Horoscope: Break out of your usual spot behind the scenes and put yourself in the spotlight. Dye your hair purple!
Mama Says: Just cover the gray. That’s “wild side” enough.
LIBRA (September 23-October 22)
Profile: Diplomatic and fair; avoids conflict; hates to be alone.
Mama Says: Clingy, clingy, clingy.
Horoscope: Disrupt your normal routine. Attend a social event you considered skipping, and introduce yourself to everyone there. Try something new—like belly dancing!
Mama Says: Again with the belly dancing? Seriously? If you want to try something new, switch to pantyhose with a reinforced toe. We’re done with sandals till after Easter.
SCORPIO (October 23-November 21)
Profile: Cool on the outside, intense on the inside; decisive and assertive.
Mama Says: (Sigh) That reminds me of Robert Redford in The Way We Were . . .
Horoscope: Celebrate you! Go out on the town! Have decadent food at a swanky restaurant! Buy new lingerie!
Mama Says: Yep, that’s how I celebrate me, alright. I replace those Hanes briefs.
SAGITTARIUS (November 22-December 21)
Profile: Generous; loves change; loves to travel; great sense of humor.
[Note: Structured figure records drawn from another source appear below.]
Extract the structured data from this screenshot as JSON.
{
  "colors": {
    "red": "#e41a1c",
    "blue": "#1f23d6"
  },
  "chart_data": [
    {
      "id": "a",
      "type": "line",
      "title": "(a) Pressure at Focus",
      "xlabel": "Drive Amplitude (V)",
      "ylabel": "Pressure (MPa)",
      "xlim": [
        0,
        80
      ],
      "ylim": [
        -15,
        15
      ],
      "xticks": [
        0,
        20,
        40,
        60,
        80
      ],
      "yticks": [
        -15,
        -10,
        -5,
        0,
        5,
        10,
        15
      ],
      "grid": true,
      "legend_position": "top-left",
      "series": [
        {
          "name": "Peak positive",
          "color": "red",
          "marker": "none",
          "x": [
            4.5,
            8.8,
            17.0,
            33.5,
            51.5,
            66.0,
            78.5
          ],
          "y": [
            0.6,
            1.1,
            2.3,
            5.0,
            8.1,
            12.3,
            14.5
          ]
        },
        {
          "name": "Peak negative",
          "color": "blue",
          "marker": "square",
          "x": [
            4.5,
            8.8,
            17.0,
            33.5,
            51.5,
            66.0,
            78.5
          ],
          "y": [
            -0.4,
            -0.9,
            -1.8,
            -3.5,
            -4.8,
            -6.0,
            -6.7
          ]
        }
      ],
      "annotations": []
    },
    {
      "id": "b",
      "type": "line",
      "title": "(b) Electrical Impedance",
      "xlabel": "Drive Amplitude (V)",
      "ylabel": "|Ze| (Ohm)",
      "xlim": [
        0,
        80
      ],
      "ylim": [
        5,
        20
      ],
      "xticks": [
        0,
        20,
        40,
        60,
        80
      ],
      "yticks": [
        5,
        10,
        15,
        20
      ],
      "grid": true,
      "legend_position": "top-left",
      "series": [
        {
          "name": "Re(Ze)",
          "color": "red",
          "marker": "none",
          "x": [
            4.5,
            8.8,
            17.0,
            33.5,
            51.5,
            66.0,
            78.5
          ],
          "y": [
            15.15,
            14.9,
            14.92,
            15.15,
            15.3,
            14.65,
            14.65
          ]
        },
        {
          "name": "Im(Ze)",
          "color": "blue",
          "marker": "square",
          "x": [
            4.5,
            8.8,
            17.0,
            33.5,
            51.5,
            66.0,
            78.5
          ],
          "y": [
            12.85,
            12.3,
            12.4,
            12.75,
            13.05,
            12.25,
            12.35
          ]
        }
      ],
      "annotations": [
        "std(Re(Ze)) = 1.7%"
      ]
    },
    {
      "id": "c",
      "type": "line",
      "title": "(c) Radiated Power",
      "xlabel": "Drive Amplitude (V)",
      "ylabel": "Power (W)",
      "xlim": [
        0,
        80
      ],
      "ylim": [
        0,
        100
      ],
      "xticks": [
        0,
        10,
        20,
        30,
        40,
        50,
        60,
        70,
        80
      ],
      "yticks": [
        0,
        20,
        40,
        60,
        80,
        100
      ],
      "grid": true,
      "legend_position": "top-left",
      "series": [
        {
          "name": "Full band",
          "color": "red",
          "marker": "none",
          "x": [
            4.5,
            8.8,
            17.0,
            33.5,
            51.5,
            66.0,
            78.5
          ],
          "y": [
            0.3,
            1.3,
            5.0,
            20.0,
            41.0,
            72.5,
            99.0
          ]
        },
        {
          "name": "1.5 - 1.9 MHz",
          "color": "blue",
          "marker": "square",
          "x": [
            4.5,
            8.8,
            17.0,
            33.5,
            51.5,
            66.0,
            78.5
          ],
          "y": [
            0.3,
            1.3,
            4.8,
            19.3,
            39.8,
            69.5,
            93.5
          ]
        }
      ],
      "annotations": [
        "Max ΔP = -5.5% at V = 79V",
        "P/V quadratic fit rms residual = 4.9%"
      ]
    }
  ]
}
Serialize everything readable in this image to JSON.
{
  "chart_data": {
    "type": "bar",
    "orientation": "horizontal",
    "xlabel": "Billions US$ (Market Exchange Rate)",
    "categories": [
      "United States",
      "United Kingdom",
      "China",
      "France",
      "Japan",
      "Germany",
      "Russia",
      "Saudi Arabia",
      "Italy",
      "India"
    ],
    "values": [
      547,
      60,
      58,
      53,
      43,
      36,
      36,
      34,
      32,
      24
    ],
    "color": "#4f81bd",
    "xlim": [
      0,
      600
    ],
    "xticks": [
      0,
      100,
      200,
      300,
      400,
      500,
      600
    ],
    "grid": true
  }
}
Mama Says: Sounds like somebody who might skip town with the rent money and giggle about it.
Horoscope: For once, don’t worry about planning everything in advance. Don’t cook, don’t clean, don’t schedule time to fold the laundry. Just let the beauty of spontaneous experience flow over you.
Mama Says: That works . . . unless your mother-in-law shows up.
CAPRICORN (December 22-January 19)
Profile: Serious-minded; traditional and professional; disciplined.
Mama Says: Sounds a little like Miss Jane on The Beverly Hillbillies. Or Emily Gilmore.
Horoscope: Kick up your heels! Stand on a street corner and sing “Shake It Off” to the top of your lungs! Take up belly dancing!!
Mama Says: Get hold of yourself. Do your singing in the church choir. And I don’t care if the moon is in the first house or the hen house—ENOUGH with the belly dancing. You might throw a hip out.